CCS says this is a sign that businesses worldwide are becoming more alert to the threat of commercial crime.
“The 2001 figures are very positive,” said CCS Director Pottengal Mukundan. “They show that companies are now more willing to check the credentials of potential trading partners as a matter of routine.”
“People are beginning to realise that making due diligence checks is an essential part of doing business.”
Most of the year’s 8639 enquiries were from companies in the banking and shipping industries.
Over the year, CCS has noticed a significant increase in the number of enquiries concerning spurious banks, particularly internet-based units that attempt to attract new customers by claiming correspondent relationships with legitimate financial institutions. Some even fooled investors into believing they offered moneymaking schemes with yields of 2000 % a year.

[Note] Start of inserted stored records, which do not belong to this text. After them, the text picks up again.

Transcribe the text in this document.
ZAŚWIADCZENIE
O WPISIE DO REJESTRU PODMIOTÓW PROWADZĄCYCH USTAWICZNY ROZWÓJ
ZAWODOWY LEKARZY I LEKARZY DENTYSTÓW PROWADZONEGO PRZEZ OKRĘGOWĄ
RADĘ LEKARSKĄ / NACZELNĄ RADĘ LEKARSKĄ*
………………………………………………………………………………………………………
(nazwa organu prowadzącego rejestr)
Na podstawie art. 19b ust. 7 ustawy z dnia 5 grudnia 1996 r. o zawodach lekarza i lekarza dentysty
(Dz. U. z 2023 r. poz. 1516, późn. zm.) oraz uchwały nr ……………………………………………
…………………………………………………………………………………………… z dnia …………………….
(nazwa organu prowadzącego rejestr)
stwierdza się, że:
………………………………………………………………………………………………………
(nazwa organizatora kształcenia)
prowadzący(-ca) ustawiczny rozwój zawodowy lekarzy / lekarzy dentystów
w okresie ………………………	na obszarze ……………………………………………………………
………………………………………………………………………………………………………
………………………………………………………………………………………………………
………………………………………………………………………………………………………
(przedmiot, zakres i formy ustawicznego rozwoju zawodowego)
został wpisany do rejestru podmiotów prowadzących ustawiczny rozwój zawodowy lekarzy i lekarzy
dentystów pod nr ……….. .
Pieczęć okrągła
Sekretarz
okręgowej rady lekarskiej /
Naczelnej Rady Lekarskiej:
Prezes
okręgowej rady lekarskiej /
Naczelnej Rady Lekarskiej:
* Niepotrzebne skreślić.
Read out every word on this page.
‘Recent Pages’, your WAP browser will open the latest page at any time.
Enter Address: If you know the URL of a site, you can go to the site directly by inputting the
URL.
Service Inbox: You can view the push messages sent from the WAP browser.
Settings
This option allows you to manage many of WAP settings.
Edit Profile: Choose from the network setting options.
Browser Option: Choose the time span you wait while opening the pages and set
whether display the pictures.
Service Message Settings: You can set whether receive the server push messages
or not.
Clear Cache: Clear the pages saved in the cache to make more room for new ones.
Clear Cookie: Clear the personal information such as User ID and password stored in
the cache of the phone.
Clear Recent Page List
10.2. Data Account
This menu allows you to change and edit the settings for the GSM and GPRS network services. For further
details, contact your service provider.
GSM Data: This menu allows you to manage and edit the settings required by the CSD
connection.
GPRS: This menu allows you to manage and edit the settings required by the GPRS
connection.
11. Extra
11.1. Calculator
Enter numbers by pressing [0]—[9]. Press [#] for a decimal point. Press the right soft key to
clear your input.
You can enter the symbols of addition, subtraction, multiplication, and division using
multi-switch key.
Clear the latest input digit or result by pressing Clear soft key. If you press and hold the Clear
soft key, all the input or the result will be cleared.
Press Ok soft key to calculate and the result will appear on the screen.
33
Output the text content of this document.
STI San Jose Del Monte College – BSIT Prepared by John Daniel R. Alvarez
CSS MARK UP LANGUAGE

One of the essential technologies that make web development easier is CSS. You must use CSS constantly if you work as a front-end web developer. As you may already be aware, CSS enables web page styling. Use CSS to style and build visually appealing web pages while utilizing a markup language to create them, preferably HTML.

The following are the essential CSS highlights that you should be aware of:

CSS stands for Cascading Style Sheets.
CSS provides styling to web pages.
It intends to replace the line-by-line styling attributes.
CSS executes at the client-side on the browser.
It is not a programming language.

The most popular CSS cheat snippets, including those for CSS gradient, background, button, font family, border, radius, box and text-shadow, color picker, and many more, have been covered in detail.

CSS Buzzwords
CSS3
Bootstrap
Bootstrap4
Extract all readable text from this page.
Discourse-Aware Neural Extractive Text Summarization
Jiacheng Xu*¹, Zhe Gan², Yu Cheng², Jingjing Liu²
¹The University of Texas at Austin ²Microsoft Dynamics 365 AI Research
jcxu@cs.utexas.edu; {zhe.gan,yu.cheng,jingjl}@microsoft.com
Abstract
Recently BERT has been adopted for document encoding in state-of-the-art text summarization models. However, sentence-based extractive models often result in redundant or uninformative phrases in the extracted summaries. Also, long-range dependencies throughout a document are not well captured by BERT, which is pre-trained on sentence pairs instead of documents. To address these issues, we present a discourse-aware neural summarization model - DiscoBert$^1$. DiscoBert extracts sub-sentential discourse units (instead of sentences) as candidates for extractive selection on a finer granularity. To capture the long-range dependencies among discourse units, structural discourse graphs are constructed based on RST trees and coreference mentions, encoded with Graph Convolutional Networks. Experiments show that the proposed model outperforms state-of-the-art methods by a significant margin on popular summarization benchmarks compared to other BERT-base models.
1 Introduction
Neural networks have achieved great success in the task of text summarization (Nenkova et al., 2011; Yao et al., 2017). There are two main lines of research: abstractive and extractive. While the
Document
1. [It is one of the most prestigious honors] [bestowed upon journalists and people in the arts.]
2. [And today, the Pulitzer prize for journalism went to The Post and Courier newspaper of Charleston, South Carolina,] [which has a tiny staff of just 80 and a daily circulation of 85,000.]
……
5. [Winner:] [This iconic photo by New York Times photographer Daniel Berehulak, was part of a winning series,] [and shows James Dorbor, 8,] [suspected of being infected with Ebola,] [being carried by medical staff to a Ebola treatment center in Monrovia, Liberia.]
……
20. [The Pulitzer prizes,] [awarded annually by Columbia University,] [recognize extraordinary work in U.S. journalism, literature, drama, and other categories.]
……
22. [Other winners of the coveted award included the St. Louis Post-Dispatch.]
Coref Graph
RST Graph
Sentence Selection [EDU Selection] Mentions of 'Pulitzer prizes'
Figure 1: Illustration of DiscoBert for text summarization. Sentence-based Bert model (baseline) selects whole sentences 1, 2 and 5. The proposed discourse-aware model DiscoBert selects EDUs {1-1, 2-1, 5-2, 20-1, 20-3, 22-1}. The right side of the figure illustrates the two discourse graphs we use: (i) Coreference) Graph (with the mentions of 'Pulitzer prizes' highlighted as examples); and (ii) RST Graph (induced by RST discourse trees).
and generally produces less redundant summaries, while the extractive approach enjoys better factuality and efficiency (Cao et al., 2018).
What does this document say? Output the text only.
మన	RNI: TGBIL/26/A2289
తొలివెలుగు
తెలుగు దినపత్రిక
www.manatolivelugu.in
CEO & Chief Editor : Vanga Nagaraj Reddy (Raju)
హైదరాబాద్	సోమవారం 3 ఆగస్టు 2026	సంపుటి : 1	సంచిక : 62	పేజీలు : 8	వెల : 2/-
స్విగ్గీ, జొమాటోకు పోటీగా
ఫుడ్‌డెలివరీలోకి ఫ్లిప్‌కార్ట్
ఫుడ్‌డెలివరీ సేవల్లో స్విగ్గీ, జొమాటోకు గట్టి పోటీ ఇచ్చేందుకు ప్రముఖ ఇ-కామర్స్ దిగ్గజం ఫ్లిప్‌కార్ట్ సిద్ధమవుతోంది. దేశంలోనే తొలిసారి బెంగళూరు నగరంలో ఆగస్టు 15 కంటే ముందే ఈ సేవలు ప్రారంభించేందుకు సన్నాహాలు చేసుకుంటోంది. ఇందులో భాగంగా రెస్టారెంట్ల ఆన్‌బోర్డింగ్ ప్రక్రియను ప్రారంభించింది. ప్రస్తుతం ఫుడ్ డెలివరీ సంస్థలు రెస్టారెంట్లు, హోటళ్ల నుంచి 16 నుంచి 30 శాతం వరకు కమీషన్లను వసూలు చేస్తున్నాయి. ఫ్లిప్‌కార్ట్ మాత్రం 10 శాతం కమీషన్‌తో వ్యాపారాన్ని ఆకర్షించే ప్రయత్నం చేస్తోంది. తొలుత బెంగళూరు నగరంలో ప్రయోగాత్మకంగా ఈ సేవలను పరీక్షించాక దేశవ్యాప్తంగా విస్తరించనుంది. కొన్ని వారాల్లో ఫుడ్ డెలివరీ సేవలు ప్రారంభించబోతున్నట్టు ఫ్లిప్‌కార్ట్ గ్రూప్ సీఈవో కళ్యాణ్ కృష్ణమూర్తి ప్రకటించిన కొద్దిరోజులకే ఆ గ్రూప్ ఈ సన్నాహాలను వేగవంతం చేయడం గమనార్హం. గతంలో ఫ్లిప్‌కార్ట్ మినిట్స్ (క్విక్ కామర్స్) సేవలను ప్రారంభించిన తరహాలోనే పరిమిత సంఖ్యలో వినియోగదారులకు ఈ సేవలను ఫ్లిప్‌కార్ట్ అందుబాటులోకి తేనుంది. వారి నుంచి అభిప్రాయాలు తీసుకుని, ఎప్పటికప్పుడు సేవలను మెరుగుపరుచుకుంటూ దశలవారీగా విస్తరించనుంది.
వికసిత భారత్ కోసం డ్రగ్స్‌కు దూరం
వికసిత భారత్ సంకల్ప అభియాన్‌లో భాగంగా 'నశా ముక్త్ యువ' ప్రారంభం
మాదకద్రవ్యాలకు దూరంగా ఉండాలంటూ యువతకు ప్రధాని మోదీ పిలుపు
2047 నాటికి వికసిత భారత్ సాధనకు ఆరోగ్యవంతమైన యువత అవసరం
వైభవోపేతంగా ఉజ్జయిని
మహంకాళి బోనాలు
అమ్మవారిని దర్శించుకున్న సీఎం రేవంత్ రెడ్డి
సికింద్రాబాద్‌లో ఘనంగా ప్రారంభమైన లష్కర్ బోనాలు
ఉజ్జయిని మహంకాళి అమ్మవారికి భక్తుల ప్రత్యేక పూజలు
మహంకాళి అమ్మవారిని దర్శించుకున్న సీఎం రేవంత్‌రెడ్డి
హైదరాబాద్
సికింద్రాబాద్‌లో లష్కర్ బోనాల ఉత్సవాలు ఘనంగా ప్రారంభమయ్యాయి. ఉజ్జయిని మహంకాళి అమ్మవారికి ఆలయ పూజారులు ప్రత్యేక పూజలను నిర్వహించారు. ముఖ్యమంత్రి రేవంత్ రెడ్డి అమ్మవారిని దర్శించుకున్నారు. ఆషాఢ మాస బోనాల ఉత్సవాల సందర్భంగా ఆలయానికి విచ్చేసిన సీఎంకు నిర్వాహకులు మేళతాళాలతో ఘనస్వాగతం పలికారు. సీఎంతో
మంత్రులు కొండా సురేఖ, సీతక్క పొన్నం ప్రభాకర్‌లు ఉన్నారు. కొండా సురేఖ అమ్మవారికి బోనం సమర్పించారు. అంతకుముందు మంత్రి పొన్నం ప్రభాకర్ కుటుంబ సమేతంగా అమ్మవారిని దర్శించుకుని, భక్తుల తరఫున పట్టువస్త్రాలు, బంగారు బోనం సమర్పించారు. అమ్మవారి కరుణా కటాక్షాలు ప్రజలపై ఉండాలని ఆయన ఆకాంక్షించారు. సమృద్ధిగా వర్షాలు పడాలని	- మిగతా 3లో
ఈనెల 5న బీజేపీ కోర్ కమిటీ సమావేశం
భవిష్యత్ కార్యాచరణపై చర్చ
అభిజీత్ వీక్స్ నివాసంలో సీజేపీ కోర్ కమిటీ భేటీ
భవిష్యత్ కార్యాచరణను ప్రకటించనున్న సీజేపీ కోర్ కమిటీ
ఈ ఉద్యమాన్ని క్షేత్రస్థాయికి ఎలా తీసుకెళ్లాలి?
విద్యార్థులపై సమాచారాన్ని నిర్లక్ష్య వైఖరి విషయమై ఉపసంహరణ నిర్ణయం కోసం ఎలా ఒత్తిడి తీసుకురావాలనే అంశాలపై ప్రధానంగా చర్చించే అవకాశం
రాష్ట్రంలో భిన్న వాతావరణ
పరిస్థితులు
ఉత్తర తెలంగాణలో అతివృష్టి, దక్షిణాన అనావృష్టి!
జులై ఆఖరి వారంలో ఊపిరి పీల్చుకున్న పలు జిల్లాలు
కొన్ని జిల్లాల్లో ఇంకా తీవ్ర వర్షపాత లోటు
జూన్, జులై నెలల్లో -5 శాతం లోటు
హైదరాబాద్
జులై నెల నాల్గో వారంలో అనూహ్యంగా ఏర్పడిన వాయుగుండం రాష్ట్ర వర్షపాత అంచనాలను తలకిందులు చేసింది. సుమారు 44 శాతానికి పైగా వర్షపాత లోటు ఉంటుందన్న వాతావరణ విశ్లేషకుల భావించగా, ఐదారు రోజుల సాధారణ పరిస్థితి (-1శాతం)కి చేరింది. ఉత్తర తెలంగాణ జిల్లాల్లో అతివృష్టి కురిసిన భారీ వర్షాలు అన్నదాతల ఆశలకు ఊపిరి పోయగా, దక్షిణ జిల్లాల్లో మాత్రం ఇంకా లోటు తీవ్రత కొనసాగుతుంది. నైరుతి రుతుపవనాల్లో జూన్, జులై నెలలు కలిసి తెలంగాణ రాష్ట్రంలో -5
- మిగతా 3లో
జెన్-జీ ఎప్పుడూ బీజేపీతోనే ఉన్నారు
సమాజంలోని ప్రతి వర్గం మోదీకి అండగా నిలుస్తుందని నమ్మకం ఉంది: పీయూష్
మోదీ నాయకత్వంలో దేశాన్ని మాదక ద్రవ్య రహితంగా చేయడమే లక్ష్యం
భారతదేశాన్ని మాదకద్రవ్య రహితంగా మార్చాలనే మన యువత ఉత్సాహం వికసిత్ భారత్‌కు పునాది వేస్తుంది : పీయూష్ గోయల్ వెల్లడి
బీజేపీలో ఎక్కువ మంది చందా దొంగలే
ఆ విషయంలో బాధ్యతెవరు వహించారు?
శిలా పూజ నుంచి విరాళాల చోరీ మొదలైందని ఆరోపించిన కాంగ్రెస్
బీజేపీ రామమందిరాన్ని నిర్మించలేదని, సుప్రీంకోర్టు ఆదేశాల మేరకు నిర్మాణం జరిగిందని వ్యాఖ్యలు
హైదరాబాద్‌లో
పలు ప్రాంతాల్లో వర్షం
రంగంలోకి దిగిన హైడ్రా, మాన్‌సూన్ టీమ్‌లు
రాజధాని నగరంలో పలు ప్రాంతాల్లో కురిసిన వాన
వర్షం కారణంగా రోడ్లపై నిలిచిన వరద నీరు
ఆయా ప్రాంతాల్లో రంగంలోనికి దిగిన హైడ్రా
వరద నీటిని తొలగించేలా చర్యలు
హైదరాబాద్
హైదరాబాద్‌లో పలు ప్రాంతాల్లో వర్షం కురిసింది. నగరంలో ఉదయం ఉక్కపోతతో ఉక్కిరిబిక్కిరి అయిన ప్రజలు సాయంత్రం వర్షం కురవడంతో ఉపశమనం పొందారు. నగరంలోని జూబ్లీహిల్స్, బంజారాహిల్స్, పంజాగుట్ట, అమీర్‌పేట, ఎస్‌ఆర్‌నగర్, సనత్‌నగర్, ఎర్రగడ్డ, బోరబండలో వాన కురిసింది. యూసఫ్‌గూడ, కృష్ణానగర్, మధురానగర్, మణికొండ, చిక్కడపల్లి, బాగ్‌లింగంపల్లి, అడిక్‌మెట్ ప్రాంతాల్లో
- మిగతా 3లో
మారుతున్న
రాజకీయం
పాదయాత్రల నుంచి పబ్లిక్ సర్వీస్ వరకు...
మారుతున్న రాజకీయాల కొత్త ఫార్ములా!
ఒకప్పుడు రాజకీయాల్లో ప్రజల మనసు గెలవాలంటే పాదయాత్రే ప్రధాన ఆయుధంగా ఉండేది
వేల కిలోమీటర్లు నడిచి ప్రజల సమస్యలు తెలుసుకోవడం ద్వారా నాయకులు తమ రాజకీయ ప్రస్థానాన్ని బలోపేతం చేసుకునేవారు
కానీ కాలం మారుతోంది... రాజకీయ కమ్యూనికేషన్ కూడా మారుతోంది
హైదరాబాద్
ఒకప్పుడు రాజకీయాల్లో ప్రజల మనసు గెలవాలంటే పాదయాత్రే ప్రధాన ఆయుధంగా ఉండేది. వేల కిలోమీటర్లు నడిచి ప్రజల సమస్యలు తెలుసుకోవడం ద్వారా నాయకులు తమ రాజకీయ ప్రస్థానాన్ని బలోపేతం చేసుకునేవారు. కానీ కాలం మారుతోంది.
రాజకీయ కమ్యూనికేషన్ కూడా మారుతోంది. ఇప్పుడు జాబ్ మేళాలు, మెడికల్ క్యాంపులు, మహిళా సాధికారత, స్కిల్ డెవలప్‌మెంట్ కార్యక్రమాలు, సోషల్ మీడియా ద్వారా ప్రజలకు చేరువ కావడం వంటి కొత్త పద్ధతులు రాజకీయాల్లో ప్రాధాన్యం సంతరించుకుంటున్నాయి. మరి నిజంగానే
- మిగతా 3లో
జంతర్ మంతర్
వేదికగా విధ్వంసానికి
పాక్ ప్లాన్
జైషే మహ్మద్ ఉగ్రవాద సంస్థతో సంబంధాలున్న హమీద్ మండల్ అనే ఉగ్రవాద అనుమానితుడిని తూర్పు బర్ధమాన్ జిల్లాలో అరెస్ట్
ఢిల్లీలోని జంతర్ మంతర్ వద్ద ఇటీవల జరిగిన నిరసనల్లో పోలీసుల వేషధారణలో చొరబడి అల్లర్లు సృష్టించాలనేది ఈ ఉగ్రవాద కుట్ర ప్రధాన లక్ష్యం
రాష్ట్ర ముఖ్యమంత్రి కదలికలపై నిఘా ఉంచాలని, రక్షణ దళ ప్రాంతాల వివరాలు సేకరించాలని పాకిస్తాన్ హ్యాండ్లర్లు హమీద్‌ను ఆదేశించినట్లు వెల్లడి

“Many of the suspect banks we investigated were registered in industry directories and have links with legitimate financial institutions,” said Jon Merrett, Assistant-Director of ICC’s Commercial Crime Bureau. “But, in many cases, our investigations quickly revealed dubious activities, and we were able to warn customers and investors away before any transaction had been made.”
The figures also showed that shipping-related businesses are getting more wary. Maritime enquiries to CCS soared in 2001, dominated by requests for investigations into the trading history of charterparties in shipping contracts; and by banks wanting to check the authenticity of shipping documents such as bills of lading.
According to CCS, the surest way for businesses to protect themselves against the growing threat of commercial crime is to search for danger signals before entering into a deal with an unknown party, and to check information given in unfamiliar documents or websites.
Captain Mukundan said: “CCS has long believed that education and prevention provides an effective and efficient option for anyone in commerce who wants to avoid becoming a victim of crime. The new figures show that businesses are starting to agree.”